The Simpsons is an important work of art that has influenced so many, including myself,” Kondabolu had told BBC. “Apu was the only Indian we had on TV at all so I was happy for any representation as a kid. And of course he’s funny, but that doesn’t mean this representation is accurate or right or righteous.

“It gets to the insidiousness of racism… because you don’t even notice it when it’s right in front of you. It becomes so normal that you don’t even think about it. It seeps into our language to the point we don’t even question it because it seems like it’s just been that way forever.”

Kondabolu had a very strong response to Azaria’s comment. He said, “Apu doesn’t ‘offend’ me, he ‘insults’ me…and my community. I’m an adult with bigger things to deal with.

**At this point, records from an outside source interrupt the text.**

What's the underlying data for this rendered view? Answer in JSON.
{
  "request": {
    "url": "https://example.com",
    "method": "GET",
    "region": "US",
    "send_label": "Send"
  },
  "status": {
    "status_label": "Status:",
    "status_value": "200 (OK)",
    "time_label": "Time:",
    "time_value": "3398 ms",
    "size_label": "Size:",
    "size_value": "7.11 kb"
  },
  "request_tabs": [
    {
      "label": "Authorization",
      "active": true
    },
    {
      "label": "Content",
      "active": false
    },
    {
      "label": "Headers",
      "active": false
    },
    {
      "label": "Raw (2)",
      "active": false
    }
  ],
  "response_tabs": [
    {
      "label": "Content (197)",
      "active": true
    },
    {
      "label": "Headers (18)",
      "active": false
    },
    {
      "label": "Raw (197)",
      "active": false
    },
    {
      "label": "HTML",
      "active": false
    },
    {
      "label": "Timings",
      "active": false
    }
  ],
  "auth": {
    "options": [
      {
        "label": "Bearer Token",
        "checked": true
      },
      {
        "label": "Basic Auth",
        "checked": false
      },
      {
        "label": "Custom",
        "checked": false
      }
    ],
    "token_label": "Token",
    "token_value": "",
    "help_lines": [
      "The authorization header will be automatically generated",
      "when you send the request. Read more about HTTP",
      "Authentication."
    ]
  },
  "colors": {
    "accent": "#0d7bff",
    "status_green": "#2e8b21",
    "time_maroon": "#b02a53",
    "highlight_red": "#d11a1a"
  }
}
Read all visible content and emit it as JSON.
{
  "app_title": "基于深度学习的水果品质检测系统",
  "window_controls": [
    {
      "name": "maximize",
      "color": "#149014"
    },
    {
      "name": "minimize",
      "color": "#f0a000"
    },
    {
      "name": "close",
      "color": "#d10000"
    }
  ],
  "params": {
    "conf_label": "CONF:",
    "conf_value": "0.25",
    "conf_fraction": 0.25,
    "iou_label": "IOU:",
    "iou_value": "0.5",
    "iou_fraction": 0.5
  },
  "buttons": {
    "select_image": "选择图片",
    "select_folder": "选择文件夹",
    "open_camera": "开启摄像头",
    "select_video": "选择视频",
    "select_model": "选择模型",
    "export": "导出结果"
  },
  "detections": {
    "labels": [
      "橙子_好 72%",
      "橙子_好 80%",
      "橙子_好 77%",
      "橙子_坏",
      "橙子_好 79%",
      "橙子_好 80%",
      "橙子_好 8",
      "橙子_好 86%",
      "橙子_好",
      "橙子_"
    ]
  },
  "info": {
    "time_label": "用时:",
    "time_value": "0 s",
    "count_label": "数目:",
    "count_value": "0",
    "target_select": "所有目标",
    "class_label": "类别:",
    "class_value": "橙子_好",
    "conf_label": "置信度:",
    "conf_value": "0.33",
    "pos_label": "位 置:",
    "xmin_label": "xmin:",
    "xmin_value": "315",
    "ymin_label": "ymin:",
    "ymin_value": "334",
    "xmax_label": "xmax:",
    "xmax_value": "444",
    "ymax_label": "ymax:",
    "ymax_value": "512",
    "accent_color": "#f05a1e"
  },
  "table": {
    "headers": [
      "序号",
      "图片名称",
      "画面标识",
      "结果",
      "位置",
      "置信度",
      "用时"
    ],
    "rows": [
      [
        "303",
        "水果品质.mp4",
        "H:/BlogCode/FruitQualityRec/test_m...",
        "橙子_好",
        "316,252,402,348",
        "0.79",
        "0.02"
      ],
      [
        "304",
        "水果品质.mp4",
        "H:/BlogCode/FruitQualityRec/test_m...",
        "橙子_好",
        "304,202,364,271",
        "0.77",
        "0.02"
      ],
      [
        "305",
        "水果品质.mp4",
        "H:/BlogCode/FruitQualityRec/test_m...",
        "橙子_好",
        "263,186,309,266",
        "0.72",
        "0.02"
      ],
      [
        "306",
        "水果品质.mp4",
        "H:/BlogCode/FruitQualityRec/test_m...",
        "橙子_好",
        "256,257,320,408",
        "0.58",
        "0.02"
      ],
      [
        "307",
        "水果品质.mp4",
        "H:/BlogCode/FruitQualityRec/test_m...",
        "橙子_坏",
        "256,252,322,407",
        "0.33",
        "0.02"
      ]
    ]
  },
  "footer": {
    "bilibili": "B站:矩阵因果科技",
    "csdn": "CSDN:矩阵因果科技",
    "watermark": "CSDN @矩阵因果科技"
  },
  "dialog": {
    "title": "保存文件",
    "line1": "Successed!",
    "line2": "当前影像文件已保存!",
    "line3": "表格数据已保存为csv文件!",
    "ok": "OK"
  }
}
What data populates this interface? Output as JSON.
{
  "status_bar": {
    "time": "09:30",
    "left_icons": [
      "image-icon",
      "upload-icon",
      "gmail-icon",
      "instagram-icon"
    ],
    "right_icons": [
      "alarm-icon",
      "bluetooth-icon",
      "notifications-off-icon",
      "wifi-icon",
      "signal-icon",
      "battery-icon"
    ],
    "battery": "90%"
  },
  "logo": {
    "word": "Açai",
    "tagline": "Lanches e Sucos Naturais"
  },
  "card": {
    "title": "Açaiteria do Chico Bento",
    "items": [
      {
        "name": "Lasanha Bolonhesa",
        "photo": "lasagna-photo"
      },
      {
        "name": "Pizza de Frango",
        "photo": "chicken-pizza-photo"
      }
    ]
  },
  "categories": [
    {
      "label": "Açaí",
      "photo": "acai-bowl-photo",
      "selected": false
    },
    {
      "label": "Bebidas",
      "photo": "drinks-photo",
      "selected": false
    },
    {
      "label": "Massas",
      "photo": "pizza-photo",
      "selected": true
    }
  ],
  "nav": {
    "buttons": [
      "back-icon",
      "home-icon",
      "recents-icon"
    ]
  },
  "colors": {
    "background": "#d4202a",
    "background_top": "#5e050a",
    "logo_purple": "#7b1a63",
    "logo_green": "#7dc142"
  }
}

My film was meant to tell you to go f*** yourself & discuss why I want you to go f*** yourself & how we can prevent future incidents of people wishing others “self-f–kery.”

The documentary includes comments by Indian American artistes such as Aziz Ansari, Kal Penn, Maulik Pancholy, Utkarsh Ambudkar, Samrat Chakrabarti, Sakina Jaffrey, Aasif Mandvi and Hasan Minhaj. Some of them narrate how as children they were called “Apu” or were asked to deliver lines “like Apu from ‘The Simpsons’ ” during auditions. Azaria had declined to be featured in the documentary.

Kondabolu had suggested a few ways that the animated series could proceed with the character. The “lazy thing” they could do would be to kill the character, he said. They could also let the children of the character have a voice. “Have them represent us. Have writers who can write to that voice,” he added. Another suggestion he gave was that a person of South Asian descent could oppose the evil billionaire character, Mr. Burns.